Dr Day gave as his definition of the biopsychosocial way, “the understanding of biologic paradigms within psychological and sociological parameters”. The early work of Dr Day found resonance with Professor John Dorsey, MD, of Wayne State University, Detroit, Michigan. The friendship between the two men lasted from 1969 until Professor Dorsey’s death in 1979. Another close friend of Dr Day was Professor Yujiro Ikemi, “Father” of Psychosomatic Medicine in Japan and Chairman of the Department of Psychosomatic Medicine, Kyushu University, Fukuoka. Dr Day was a frequent Visiting Professor to Fukuoka, and his academic interaction with Dr Ikemi was life-long. Others early associated with Professor Day were Professor Fernando Lolas, MD, of Santiago, Chile; Dr Amador Neghmi, MD, Presidente de la Academia Chilena de Medicina, Instituto de Chile; Dr Marc Kusinitz Ph.D. of New York, and Dr Terence Lear MD., FRCPsych. (UK).

The imperative in the first efforts of Professor Day and his colleagues was to get away from the entrenched Cartesian Dualism inherent in Western Medicine that held that psyche (spirit) was separate from body. The spirit was confined to the realm of conceptual theology and body was heir to materialistic life forces that included “illness”. Such “Mind-Body” dualism, so deeply rooted in Western Life is quite alien to Indian and Oriental thinking, where both mind and body are viewed as two aspects of one single whole rather than as two independent entities. Teaching of the Biopsychosocial Way is based on the understanding that control of the body is directly related to control of the mind within the existential environment.

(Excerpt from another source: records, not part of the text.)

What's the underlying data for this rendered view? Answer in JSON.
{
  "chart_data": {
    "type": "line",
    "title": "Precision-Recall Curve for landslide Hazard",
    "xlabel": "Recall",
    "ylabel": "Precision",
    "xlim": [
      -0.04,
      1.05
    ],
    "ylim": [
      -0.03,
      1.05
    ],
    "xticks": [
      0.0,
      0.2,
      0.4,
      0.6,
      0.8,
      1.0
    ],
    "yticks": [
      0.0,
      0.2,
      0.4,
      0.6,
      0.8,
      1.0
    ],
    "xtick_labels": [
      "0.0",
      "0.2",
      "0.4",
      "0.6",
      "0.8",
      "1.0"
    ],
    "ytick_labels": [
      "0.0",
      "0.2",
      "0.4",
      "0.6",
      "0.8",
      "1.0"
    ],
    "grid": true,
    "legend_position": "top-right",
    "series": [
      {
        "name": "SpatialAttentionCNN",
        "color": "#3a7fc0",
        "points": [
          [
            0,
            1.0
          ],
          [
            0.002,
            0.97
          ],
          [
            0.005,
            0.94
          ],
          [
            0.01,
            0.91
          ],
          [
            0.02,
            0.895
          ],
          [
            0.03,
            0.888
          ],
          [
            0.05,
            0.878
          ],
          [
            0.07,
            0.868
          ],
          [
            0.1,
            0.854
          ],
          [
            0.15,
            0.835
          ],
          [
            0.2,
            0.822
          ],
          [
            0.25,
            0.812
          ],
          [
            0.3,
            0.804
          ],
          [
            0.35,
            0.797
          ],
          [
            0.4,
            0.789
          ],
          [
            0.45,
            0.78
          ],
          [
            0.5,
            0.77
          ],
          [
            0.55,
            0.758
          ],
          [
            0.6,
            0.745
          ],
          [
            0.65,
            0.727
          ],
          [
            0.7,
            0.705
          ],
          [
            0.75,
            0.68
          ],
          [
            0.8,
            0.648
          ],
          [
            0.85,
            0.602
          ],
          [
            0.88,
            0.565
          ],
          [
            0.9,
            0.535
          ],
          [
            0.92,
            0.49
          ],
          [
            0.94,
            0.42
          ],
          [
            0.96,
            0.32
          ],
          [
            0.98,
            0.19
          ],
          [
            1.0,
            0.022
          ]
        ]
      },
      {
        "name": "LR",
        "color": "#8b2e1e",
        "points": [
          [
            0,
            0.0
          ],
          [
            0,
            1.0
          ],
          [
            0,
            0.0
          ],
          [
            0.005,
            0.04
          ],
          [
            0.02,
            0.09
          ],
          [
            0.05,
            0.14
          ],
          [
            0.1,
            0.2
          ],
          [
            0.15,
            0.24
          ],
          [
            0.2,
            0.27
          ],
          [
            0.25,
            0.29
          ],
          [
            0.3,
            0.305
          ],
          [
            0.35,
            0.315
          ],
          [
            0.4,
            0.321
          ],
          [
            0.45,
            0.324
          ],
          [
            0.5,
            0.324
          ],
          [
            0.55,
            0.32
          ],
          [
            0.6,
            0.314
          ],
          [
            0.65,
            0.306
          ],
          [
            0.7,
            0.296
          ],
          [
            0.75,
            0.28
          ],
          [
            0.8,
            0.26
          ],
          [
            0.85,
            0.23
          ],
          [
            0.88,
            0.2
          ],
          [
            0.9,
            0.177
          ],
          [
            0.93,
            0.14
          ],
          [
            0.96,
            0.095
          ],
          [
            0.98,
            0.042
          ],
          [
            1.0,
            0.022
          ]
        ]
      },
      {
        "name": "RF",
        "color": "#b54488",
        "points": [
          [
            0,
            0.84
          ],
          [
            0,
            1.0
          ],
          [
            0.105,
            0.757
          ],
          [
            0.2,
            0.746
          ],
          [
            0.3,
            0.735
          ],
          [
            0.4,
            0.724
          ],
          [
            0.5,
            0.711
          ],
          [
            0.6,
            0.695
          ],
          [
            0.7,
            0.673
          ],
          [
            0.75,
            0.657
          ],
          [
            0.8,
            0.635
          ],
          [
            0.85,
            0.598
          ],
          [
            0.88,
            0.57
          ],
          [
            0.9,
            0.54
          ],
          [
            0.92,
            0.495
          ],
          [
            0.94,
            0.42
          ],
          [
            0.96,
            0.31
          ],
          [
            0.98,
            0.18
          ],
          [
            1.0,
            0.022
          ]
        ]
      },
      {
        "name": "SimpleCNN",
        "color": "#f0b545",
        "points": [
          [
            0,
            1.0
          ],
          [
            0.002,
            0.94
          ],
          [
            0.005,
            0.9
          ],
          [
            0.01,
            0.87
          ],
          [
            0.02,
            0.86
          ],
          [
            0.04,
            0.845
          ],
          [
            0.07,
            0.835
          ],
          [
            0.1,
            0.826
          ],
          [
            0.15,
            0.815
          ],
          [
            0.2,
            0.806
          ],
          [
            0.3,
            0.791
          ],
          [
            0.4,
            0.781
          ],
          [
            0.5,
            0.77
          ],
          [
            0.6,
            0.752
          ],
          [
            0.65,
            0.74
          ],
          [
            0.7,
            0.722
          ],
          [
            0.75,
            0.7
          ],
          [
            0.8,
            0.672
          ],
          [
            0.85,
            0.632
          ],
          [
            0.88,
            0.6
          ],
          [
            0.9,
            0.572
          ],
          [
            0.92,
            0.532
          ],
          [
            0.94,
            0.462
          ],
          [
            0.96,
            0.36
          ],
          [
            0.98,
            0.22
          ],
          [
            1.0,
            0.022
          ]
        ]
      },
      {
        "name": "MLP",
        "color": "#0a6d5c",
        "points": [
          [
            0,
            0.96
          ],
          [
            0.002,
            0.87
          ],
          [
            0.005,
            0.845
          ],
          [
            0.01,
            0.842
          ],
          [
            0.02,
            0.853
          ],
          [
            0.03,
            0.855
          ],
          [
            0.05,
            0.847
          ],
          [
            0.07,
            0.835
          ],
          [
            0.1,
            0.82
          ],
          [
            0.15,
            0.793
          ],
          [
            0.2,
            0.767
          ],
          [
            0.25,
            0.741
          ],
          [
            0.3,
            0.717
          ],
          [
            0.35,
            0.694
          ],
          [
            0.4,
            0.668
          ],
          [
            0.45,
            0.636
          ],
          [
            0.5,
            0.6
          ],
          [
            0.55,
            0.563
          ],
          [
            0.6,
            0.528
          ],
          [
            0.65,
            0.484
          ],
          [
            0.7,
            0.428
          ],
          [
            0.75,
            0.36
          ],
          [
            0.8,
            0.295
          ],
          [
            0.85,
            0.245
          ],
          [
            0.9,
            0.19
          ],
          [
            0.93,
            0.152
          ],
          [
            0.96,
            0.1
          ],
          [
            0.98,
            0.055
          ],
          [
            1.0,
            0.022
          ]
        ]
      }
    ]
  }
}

It is of historical interest that Professor George Engel of Rochester, New York, advocated, in 1977, what has become known as the biopsychosocial medical model. The then Dean of his medical school at the University of Rochester, New York, declined to introduce this model into the teaching curriculum for medical students. The first authenticated test of this medical model was by Professor Stacey Day in the new College of Medical Sciences, University of Calabar, Nigeria, in 1982. After discussions with Professor Engel, then retired, at his home in Rochester, Professor Day introduced the medical model into his Department of Biopsychosocial Medicine and Community Health at Calabar, in Eastern Nigeria. It was there that Dr Day found that any such “medical model” must take account not only of environment but also of culture. It is of further historical interest that the first two classes of medical students graduating MB.BS. from the University of Calabar, 1983, 1984, were required to present an original bound thesis of work recording aspects of biopsychosocial practice that they had undertaken in the villages of Cross River State. These early studies in Self-Help and Self-Health, incorporating lessons learned in Tropical West Africa, including issues relating to tribal and clan living; Traditional African Medicine, and tropical environment led to the recognition of the importance of “ecological existential” aspects of the biopsychosocial way. Professor Ikemi had always stressed these forces in his work in Japan validating somatopsychic self control.

From the point of view of Comprehensive Medicine and Quality of Life, the biopsychosocial existential way facilitates a harmonious understanding of the role of health in our every day life.